Ostermeyer went into considerably more detail. If you sit down with him at a baseball game here, he will give you a long litany of reasons that he believes the many factions within the IOC had it out for baseball. He also said the IBAF was "tainted" by discussion of whether MLB's athletes had an overall problem with performance-enhancing substances, even though Orza, Schiller and Ostermeyer said Olympic baseball always has been WADA (World Anti-Doping Agency) compliant.
"Eight or 10 sports would be out if you applied the same criteria that the IOC applied to baseball," Ostermeyer said. "They haven't kicked [track and field] out despite what happened to Marion Jones." Although Orza said that's "not the issue," Ostermeyer said, "If not an issue, it's an excuse. We are tainted, there is no question, even though MLB is independent from the IBAF. We are being tarnished by a situation we have no control over. History has shown that there have been some issues and you can't ignore them."
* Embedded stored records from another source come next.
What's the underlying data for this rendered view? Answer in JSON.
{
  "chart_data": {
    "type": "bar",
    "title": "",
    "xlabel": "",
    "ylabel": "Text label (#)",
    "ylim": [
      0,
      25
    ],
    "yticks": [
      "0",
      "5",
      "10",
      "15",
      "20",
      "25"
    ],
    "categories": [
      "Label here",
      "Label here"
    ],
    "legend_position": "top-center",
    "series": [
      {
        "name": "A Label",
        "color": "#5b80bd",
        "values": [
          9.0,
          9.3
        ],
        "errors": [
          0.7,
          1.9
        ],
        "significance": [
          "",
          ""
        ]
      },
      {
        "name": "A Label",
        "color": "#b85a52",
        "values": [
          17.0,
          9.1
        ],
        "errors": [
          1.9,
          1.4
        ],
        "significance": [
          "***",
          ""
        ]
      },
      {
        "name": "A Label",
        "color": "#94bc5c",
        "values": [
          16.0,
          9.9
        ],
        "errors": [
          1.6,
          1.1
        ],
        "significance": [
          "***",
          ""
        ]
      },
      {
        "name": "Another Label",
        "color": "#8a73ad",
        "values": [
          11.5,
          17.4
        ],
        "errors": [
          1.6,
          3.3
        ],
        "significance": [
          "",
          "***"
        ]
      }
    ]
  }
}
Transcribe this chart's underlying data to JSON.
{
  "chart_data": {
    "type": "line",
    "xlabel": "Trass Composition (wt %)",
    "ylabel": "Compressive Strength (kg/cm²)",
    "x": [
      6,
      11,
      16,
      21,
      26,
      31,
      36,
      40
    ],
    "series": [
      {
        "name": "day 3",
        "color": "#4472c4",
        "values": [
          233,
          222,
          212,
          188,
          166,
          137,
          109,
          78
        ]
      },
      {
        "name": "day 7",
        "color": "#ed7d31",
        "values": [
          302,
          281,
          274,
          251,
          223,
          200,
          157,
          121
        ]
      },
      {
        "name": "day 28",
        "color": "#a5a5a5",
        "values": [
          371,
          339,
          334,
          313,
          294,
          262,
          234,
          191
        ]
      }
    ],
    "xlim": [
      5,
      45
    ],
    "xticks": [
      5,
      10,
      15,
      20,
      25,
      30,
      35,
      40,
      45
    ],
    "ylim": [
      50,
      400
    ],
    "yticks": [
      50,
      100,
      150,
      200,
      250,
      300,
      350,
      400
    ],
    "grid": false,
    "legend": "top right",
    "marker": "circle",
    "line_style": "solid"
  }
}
As for softball, no one has ever said anything about its removal other than the mere fact that the American women dominate their sport as though they are the only lineup on the planet. Indeed, so far, no one has gotten a hit off them in 2008. Apparently, being the best has its problems. But again, as Ostermeyer said, this is not a recent news story; softball was given the 2012 heave-ho way back in 2001. People are just now getting riled because they are able to watch a swan song and be emotional.
The World Baseball Classic is returning next spring, and Orza said, "Those of us involved in running that event would stand to gain from the absence of baseball in the Olympics. But none of us feels that way. Not playing in the Olympics would be a real unfortunate blow to millions of people around the world."
As to DuPuy's comments about best available players, Orza noted the strength of the current top prospects on this U.S. roster and said, "We have to explore that. It's not entirely clear to me that the absence of talent is the reason. Countries around the world just don't understand how popular baseball is."
Mark Newman is enterprise editor of MLB.com. This story was not subject to the approval of Major League Baseball or its clubs.